Now, both Gov. Paul LePage and Attorney General Janet Mills seek to return us to an era where corporate polluters’ interests are placed above the right of the people to clean water and safe seafood.

The Penobscot Nation and the federal Environmental Protection Agency are pushing back against the governor’s and attorney general’s misguided priorities and their attempts to turn back the clock to a time when corporate polluters reaped profits by dumping contaminants into our waterways.

All Mainers need to join the Penobscot Nation in supporting the EPA’s efforts to ensure that Maine has the cleanest water and most stringent water quality standards in the nation. A commitment to clean water is the best way to protect and build Maine’s economy.
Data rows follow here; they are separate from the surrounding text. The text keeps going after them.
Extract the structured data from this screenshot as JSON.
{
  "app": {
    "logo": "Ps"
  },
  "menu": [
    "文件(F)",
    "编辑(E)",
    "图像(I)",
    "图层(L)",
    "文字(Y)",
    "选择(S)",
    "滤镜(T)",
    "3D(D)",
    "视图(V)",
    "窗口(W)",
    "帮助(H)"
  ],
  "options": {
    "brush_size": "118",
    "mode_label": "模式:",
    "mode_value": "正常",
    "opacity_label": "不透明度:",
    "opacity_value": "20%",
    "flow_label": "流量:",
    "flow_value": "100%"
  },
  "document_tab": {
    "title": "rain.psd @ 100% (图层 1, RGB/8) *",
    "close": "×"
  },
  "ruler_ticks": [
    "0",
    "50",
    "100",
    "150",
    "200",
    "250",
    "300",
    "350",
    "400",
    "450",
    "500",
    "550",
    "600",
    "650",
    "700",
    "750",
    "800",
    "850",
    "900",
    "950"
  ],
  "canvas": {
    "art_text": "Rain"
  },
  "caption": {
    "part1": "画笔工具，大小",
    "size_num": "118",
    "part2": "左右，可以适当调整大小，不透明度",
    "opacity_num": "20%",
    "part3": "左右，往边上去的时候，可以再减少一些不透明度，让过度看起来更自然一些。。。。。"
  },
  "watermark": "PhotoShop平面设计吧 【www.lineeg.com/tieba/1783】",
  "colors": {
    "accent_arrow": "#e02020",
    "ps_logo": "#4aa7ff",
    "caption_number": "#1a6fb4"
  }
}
Maine’s waters bring significant economic benefits to all of the people of Maine. Businesses that are not committed to, or incapable of, meeting EPA standards for clean water should not do business in this state. Corporations that pollute our waters are bad for Maine’s economy and hurt all Maine businesses that depend on our environment to survive and thrive – which describes most Maine businesses, including all Maine lobstermen.

It is not only the people of the Penobscot Nation who demand the waters of the Penobscot River watershed be kept clean of contaminants so that the fish in the river and bay can be safely eaten for sustenance. All of the people who make their home in and along the Penobscot River and Penobscot Bay, and all of the fishermen who make their living from these waters, demand that the Clean Water Act standards issued by the EPA be enforced.

Maine lobstermen, working with other Maine citizens, municipal and legislative officials, and organizations, including the Sierra Club, Islesboro Islands Trust and Penobscot Nation, have had to fight to protect the integrity of the Maine lobster catch and “brand” and demand compliance with the Clean Water Act in Penobscot Bay by the LePage administration.

The Sept. 8 withdrawal of the Army Corps of Engineers-Maine Department of Transportation application for the million cubic yard dredge-and-dump in Searsport – a proposal that violated Section 404(b)(1) of the Clean Water Act – was a victory for preserving Maine’s waters, economy and the reputation for wholesomeness of the Maine lobster brand (albeit likely a temporary victory).

However, the fight to protect the Penobscot River watershed, including the bay, which is the heart of the Maine lobster fishery in the Gulf of Maine, is far from over. We support the Penobscot Nation and the EPA and ask Gov. LePage and Attorney General Mills to stop wasting taxpayer resources defending the right of out-of-state corporations to pollute the water resources of our state.

Keeping our waters clean will bring the greatest prosperity and benefits to Maine’s people and our businesses now, and protect these irreplaceable resources for future Maine generations.